More than 70 WU students volunteered or worked at the Melton Center during the 2014-15 year. Some of these students painted and made repairs to the building while others organized car washes and other fundraisers. Some did service projects as part of their sorority or other co-curricular organization. Students and faculty from the College of Visual and Performing Arts offered weekly music classes. And some, like senior Erin Quillen, who began as a center volunteer, works as an America Reads academic coach in the New Directions After School program. A dual major in early grades preparation and special education, Quillen says she has improved her teaching and leadership skills by working at the center.
The Melton Center is just the tip of the iceberg. Through a wide range of programs and services, WCU is fulfilling its mission to serve local communities and the Commonwealth as a source of knowledge and skill development, a research center, a service provider, and a problem solver. The Dr. Edwin Cottrell Entrepreneurial Leadership Center is one such example of WCU’s responsiveness to the needs of our constituencies. The center serves as a catalyst for regional economic development by promoting entrepreneurship at WCU and throughout southeastern Pennsylvania via seminars and workshops, Global Entrepreneurship Week activities and the WCU Business Idea Competition.

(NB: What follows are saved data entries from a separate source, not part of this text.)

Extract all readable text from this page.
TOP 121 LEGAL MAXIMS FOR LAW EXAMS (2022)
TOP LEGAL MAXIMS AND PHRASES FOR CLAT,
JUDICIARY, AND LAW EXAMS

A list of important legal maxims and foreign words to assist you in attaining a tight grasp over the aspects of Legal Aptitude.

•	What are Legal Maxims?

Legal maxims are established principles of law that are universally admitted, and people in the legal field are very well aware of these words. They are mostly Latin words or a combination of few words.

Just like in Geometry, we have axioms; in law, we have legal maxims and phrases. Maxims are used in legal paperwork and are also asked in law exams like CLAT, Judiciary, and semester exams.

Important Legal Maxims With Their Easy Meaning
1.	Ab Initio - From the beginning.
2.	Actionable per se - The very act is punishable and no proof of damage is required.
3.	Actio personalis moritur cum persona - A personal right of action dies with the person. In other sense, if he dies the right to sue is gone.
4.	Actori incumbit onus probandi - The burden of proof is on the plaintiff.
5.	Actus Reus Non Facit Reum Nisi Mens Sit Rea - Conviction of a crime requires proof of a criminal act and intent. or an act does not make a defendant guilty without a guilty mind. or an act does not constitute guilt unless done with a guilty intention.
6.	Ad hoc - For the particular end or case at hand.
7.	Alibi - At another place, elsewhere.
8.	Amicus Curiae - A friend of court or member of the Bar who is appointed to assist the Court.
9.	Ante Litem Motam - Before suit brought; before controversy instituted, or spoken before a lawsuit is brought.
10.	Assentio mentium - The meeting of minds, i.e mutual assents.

Soon, the newly developed Center for Community Solutions will serve as a single point of contact for external stakeholders seeking University expertise. Via the center, faculty will be available to offer assistance to nonprofit organizations, provide professional expertise; and engage in research which can support business decision making.
In the health and human services arena, WCU community partnerships include the Southeastern Pennsylvania Autism Resource Center (SPARC), a nonprofit clinic primarily serving individuals on the autism spectrum. SPARC provides center- and community-based diagnostic, therapeutic, and educational services as well as consultative services to educational and community organizations, such as parent groups, schools, daycares, hospitals, and other medical providers. The partnership offers WCU graduate and undergraduate students training in autism and applied behavior analysis as well as the ability to deliver direct service to the center’s clients under the supervision of top clinicians in the field.
The University’s Speech and Hearing Clinic provides diagnostic and treatment services in speech-language pathology and audiology to the community and valuable clinical education to students in the department of communication sciences and disorders. Students are supervised by certified speech-language pathologists and audiologists who observe students during clinical sessions via video technology. Evaluation and treatment services are offered in a range of areas, including: articulation/phonology, developmental disorders, stuttering, aphasia, and traumatic brain injury.
The Center for Contemplative Studies also serves the community beyond our campus. The University opened the center in 2011, with the mission to create a culture for students, faculty, and the community to understand, apply and create a contemplative approach to life and learning. A variety of free public programs are offered throughout the academic year, including day-long mindfulness retreats. The center also offers a monthly seminar series for continuing professional education of clinicians and educators. In early 2016, the center received its largest gift ever, $250,000, from Pat and Diane Croce. This gift will raise awareness of the center both on and off campus, fund faculty release time and graduate assistants, and provide center staff with mental health first aid training.